In general, it is more difficult to find suitable intestine for transplant than is the case with the kidney and liver. Living donors are only used in rare instances, and the donor organ has to be ABO blood group compatible and within 50–60% of the recipient’s size. The latest statistics on median waiting period can be found at ustransplant.org.
What is the postoperative period like for a child who has received an intestinal transplant?
After the procedure, patients are placed on immunosuppressive drugs to prevent rejection of the transplanted organ. The doctors perform biopsies (take tissue samples of the intestine) at various intervals to check for signs of rejection. Rejection may be managed by adding immunosuppressive drugs or increasing dosages. Patients who have received intestinal transplants remain on immunosuppressive drugs indefinitely.
Since patients on immunosuppressive drugs are vulnerable to infections by bacteria and viruses, they are monitored for signs and symptoms of infection. Patients are followed by the team’s dedicated intestinal transplant coordinator, Roni Zarge, who is a nurse practitioner specialist in wound care and ostomy continence. Particular attention is paid to wound care issues and fluid management. The multi-disciplinary team performs a nutritional assessment to determine the child’s caloric needs.
What kind of care does my child receive after leaving the hospital?
Following discharge, physicians and nurses from the Pediatric Intestinal Transplant Program and your local pediatrician monitor your child. Initially, your child visits the Pediatric Intestinal Transplant Clinic twice a week for laboratory work and exams by physicians. Surveillance biopsies to screen for organ rejection are initially done twice a week and then as determined by the physician. As recovery progresses, these visits become less frequent.

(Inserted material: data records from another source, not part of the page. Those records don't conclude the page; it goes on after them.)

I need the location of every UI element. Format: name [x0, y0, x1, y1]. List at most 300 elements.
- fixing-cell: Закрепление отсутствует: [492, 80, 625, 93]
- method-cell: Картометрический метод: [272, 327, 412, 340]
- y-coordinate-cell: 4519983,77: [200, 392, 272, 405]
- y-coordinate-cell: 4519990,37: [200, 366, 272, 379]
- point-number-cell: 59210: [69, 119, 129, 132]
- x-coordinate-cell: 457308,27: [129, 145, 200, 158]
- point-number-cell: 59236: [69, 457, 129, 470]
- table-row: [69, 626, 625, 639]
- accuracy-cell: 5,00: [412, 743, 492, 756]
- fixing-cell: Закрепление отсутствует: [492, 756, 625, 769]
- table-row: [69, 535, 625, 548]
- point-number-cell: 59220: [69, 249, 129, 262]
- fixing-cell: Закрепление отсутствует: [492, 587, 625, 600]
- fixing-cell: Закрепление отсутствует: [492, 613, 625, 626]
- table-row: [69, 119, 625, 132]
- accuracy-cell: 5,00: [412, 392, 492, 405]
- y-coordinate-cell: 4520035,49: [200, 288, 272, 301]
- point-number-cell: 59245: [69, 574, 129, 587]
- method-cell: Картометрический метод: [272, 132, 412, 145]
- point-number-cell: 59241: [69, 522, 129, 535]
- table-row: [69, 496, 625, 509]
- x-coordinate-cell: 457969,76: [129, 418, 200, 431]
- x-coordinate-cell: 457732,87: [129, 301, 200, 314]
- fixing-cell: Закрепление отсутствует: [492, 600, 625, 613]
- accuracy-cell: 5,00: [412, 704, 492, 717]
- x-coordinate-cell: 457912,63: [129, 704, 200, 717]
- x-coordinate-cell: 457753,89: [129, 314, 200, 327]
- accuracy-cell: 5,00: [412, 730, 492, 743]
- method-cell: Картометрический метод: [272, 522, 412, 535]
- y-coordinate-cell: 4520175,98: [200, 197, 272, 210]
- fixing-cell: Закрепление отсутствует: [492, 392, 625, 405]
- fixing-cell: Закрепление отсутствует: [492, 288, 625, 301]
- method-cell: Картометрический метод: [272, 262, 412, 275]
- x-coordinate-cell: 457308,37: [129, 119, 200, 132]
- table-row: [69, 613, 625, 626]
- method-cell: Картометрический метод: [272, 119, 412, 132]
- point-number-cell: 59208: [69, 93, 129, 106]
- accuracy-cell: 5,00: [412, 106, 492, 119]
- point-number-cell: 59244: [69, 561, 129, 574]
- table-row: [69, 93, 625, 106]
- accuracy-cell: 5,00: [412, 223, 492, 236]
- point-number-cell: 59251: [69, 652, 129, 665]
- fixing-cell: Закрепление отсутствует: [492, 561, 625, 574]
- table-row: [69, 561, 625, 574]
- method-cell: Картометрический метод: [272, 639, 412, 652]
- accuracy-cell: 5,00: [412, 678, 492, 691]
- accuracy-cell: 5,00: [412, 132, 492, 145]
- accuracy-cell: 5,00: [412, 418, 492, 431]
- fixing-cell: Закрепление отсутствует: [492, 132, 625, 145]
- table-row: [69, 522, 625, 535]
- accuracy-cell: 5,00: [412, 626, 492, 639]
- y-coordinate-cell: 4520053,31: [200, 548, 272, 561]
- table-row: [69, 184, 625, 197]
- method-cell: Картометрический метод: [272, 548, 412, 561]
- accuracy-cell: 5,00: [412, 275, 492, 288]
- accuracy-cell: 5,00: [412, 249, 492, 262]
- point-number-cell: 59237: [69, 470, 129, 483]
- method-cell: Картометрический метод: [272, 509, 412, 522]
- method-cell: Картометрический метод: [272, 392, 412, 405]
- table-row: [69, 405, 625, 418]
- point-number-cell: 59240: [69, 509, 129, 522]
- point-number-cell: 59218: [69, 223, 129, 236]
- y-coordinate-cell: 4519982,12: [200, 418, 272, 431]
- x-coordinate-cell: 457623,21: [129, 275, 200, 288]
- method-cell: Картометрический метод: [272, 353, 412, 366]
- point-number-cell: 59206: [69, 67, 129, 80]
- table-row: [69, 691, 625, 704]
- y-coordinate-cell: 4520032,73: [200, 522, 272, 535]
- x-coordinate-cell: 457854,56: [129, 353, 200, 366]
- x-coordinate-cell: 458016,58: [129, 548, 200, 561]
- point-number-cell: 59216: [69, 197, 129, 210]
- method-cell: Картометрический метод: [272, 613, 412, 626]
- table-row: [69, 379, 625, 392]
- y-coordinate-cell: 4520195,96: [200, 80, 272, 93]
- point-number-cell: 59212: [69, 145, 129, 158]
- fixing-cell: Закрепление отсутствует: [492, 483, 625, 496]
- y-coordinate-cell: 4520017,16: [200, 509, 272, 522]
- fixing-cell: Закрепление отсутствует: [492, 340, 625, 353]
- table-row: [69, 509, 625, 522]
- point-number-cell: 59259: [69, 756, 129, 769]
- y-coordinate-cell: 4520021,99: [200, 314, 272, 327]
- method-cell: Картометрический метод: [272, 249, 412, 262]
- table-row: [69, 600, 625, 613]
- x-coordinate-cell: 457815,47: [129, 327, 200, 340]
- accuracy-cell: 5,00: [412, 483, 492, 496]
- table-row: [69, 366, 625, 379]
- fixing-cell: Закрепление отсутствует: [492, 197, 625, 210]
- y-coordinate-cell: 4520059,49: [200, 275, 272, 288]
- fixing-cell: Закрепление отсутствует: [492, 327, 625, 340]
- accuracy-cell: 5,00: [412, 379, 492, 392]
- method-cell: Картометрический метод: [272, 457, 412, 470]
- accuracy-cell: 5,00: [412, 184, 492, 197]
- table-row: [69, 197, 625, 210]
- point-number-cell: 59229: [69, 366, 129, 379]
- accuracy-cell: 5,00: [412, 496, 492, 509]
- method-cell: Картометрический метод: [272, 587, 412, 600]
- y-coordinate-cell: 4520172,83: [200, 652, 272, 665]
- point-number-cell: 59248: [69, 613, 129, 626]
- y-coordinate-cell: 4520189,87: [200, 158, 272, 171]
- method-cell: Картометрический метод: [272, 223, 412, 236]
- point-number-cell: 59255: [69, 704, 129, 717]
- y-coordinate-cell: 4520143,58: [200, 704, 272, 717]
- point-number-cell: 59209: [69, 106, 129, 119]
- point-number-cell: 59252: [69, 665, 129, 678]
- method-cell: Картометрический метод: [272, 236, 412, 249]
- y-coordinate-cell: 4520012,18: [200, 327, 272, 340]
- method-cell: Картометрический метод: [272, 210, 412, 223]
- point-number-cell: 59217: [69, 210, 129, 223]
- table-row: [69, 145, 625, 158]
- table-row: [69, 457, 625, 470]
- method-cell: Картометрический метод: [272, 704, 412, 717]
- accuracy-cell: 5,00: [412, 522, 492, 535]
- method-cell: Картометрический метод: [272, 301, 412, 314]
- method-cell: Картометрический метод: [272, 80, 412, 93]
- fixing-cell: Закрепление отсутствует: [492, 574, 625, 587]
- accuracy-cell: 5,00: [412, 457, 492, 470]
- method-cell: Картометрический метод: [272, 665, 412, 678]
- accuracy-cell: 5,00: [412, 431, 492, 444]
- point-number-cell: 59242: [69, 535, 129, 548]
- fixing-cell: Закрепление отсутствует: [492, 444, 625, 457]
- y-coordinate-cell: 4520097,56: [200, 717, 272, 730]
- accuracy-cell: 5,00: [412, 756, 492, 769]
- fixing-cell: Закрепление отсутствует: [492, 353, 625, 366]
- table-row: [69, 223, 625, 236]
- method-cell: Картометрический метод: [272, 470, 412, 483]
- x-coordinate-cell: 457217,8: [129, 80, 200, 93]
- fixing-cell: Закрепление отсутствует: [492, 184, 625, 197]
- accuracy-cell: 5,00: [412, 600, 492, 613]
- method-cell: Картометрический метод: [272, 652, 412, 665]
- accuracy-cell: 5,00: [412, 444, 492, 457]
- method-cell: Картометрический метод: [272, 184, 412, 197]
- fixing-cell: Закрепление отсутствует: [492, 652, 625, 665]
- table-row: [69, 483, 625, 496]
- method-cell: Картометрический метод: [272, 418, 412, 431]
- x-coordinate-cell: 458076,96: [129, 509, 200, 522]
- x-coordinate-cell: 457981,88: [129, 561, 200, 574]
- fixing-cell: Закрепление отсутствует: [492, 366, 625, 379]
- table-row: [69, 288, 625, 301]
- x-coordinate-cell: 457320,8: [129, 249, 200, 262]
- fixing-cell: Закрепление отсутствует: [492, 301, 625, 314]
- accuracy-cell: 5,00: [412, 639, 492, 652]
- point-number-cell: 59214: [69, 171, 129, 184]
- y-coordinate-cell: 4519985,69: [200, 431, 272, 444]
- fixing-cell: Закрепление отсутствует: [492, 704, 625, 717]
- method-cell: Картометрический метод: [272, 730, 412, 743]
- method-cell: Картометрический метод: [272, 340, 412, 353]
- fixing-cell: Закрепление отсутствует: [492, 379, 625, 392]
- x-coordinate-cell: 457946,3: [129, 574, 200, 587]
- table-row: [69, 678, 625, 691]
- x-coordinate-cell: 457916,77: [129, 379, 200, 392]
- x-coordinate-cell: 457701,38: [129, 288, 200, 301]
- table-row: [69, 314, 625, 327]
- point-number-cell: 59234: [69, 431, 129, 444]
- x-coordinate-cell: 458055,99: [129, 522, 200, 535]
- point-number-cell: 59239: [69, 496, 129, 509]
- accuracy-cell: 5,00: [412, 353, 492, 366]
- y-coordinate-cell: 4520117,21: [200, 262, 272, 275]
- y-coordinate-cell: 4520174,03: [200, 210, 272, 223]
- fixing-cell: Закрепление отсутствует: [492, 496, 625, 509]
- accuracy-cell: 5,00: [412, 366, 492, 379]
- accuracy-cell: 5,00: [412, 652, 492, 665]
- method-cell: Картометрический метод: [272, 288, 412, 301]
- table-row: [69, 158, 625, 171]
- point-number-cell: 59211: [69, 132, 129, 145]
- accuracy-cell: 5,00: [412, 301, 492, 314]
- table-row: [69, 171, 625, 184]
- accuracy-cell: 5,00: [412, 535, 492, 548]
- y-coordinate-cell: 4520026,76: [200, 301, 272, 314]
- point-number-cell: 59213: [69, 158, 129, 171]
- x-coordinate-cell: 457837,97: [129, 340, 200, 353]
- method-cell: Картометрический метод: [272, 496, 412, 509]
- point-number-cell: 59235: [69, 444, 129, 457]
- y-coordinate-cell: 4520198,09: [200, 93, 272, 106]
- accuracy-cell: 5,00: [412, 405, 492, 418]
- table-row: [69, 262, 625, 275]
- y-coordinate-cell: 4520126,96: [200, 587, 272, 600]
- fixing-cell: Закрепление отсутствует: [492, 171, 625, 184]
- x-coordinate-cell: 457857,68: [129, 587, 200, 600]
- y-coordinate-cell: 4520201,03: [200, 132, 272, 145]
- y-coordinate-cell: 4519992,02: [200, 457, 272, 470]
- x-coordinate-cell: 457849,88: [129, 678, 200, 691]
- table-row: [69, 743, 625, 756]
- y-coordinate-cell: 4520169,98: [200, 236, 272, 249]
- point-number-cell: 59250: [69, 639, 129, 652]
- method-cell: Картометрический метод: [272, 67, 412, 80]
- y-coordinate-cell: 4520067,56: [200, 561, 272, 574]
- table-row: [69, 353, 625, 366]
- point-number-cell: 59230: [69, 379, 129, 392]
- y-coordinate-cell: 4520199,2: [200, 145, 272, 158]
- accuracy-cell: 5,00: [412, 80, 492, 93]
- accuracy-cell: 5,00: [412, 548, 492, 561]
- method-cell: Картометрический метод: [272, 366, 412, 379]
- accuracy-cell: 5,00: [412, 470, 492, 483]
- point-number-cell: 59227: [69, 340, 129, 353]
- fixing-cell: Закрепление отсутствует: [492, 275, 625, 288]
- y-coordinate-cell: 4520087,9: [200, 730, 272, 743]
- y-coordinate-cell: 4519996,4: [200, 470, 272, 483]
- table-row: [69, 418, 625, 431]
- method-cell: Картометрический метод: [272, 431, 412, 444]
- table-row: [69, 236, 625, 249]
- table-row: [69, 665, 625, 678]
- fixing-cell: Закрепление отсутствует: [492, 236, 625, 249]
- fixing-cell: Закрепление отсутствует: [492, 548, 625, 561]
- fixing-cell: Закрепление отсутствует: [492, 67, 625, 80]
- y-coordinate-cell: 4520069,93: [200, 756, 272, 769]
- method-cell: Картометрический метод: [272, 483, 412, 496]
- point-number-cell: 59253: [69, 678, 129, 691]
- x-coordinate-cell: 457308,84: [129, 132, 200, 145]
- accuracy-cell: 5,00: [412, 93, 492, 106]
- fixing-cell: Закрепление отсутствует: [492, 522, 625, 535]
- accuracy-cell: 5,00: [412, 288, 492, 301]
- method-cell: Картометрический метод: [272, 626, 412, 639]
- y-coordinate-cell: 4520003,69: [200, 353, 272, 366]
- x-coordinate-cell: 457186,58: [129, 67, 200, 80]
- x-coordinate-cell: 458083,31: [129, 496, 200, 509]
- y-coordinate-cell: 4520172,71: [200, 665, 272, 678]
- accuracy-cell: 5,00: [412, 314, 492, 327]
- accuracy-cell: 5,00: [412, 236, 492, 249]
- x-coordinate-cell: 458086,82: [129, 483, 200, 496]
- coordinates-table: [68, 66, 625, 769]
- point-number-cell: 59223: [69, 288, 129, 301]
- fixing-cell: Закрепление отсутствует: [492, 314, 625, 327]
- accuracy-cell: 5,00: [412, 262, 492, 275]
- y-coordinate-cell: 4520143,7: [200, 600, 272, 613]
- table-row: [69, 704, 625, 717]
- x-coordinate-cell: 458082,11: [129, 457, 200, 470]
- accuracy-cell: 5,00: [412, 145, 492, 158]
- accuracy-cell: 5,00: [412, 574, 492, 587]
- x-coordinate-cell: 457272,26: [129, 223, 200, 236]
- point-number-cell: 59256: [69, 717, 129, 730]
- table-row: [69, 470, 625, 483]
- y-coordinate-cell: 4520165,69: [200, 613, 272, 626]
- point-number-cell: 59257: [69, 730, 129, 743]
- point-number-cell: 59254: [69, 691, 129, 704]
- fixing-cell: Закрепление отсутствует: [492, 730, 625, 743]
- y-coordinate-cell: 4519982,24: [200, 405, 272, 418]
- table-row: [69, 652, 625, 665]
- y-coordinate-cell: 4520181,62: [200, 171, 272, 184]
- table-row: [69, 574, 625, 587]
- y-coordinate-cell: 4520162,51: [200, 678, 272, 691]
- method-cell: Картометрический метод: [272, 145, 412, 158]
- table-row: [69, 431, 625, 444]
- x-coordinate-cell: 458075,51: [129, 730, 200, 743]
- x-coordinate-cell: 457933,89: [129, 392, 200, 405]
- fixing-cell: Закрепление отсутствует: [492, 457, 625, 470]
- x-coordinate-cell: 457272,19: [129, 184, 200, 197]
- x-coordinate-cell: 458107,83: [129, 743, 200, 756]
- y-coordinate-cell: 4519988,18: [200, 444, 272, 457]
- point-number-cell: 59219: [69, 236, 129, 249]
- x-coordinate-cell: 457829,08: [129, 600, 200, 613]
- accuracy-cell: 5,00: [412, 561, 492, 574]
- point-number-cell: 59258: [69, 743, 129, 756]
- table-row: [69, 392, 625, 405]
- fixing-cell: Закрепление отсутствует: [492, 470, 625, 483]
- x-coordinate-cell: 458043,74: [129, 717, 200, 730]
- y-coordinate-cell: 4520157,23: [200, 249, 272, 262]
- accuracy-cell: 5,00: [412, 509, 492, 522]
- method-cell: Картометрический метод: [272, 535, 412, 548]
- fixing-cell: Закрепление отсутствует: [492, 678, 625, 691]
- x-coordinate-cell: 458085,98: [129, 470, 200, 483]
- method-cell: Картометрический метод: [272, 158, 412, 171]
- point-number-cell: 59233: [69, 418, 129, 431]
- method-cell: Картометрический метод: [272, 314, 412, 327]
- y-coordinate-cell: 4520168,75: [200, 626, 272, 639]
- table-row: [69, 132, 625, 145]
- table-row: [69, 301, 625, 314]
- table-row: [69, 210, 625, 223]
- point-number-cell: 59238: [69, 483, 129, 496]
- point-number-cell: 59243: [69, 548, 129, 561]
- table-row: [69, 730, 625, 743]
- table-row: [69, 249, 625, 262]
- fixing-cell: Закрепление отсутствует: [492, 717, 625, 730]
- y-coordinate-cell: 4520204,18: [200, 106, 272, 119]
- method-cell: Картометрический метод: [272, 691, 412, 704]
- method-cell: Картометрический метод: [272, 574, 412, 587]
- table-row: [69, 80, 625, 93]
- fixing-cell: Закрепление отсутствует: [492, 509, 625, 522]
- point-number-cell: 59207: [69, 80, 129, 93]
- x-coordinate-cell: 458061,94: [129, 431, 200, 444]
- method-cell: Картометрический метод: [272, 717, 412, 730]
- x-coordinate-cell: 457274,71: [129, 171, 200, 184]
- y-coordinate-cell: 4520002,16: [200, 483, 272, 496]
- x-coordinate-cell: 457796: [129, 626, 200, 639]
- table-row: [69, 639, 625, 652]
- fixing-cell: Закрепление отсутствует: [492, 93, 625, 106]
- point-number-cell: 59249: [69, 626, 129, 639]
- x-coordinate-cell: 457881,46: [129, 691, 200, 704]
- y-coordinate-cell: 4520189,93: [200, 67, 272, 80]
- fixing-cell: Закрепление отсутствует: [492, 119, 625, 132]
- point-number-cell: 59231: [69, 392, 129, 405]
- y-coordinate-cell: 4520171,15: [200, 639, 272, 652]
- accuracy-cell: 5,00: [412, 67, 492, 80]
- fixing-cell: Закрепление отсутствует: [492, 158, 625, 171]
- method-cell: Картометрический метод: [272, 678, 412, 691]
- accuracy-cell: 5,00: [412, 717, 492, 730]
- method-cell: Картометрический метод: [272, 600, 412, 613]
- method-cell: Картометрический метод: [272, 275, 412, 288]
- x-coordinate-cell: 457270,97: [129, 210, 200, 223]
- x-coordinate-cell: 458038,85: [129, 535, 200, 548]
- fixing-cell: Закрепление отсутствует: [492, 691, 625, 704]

Our team will continue to be a part of follow-up care even after you and your child return home. Working together with the local pediatric gastroenterologist, we follow your child’s progress to ensure optimal care. To make it easier for families, the Intestinal Transplant Team runs outreach clinics throughout the year in Hawaii, Portland, Seattle, Sacramento, Fresno, and Oakland.
When were intestinal transplants first performed?
Early attempts at intestinal transplant began over 40 years ago, although clinical success has been achieved only over the past 10 years.
Why has it been more difficult to achieve success in intestinal transplants compared to other solid organ transplants?
Despite improved immunosuppression, the intestine offers more rejection than other organs. Rejection of the intestine is also difficult to diagnose since there are no biochemical (blood) tests to indicate rejection. To prevent intestinal rejection, patients require higher doses of immunosuppression than with other types of transplantation. Now, because of new, more specific anti-rejection medications, the success of intestinal transplant has improved dramatically. For the latest data on results, see the Intestinal Transplant Registry.
How many patients have received intestinal transplants?
Since 1985, data compiled by the international Intestinal Transplant Registry report that 55 intestinal transplant programs have done 601 transplants, of which 402 were performed in children.
Who pays for intestinal transplants?
With improved survival rates, most health insurers and other third-party payers now cover intestinal transplantation.